Perkins’ fried chicken is back in the form of the Hibachi Fried Chicken Skillet, and with some of the highest fat and calories on the skillet menu, it is coming to knock you off your diet. Loaded with almost 4,000 grams of sodium, eating this meal is equivalent to ingesting almost two teaspoons of salt. Pair this against the high-fat content, and you are looking at a dish that is going to make you feel sluggish all day long.

Best: Hibachi Grilled Shrimp Skillet

perkins grilled shrimp skillet Courtesy of Perkins
610 calories, 20 g fat (7 g saturated fat), 3,940 mg sodium, 85 g carbs (6 g fiber, 28 g sugar), 24 g protein

“This meal is the lowest calorie option in this category, which also has the lowest amount of saturated fat. It is still a sodium bomb, with nearly two teaspoons worth on one plate,” says Bannan.

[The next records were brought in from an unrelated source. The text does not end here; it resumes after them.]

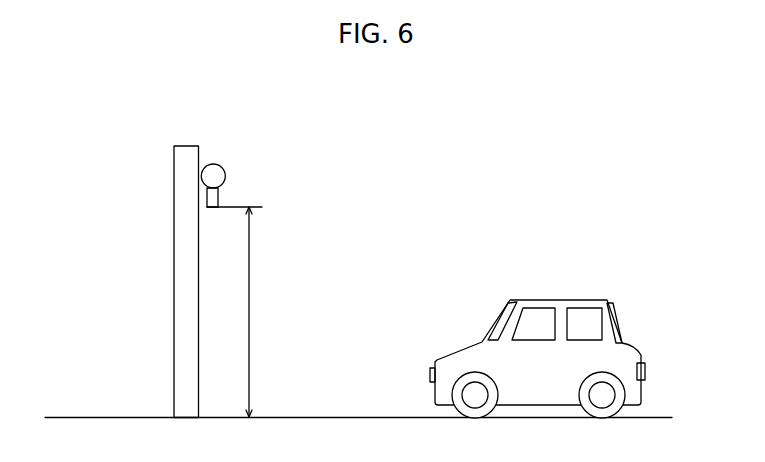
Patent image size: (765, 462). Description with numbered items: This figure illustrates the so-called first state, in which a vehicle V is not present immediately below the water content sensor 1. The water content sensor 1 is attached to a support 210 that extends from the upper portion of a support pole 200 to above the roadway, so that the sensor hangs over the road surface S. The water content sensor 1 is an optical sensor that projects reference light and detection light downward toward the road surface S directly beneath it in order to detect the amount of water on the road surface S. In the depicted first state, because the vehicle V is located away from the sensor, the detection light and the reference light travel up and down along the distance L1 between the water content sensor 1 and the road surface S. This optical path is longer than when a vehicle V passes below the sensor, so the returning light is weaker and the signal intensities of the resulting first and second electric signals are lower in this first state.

The water content sensor 1 is at (190, 183).
The support pole 200 is at (188, 232).
The support 210 is at (203, 177).
The distance L1 is at (262, 312).
The road surface S is at (104, 417).
The vehicle V is at (622, 357).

Overall, it might be best to stick to other Perkins menu options, but if you are craving a supper skillet, this will be your best bet.

Sides

Worst: French Fries

570 calories, 36 g fat (8 g saturated fat), 770 mg sodium, 56 g carbs (6 g fiber, 0 g sugar), 6 g protein

“As you probably guessed, French fries aren’t the lightest side on the menu,” says Bannan. “These are the highest calorie side with 570 calories, a third of a teaspoon of sodium, and 16 times as much saturated fat as the grilled asparagus.” You will do much better if you stick to fresh vegetables, or even choose to omit sides entirely.

Best: Grilled Asparagus

grilled asparagus Shutterstock
45 calories, 3.5 g fat (0.5 g saturated fat), 0 mg sodium, 2 g carbs (1 g fiber, 1 g sugar), 1 g protein

Asparagus is always a great choice when you go to any restaurant. They are loaded with vitamin K and folate, and getting the Grilled Asparagus on the Perkins menu is a no-brainer if you are looking for a healthy side.

“This side contains no sodium, less than a gram of saturated fat, and only 45 calories per serving,” says Bannan. It is the best side if you are looking to round out your meal.

Desserts

Worst: Chocolate Chipper Sundae

1,010 calories, 59 g fat (34 g saturated fat), 340 mg sodium, 113 g carbs (4 g fiber, 92 g sugar), 8 g protein

Even the Chocolate Chipper Sundae’s name sounds ominously unhealthy. “If you sat down to the Chocolate Chipper Sundae by yourself, you can expect to be sitting down to half a day’s worth of calories, over a day’s worth of saturated fat, and more sugar than two cans of soda,” says Bannan.

Best: Ice Cream, One Scoop

Chooclate-ice-cream-scoop Shutterstock
210 calories, 13 g fat (7 g saturated fat), 50 mg sodium, 22 g carbs (0 g fiber, 18 g sugar), 2 g protein

Sometimes, simplicity is best, especially during dessert.

“A scoop of ice cream is your best option, with 210 calories and four times less saturated fat as the chocolate malt,” says Bannan. You are always going to ingest a high amount of sugar with most desserts, but limiting the amount is always a good way to go.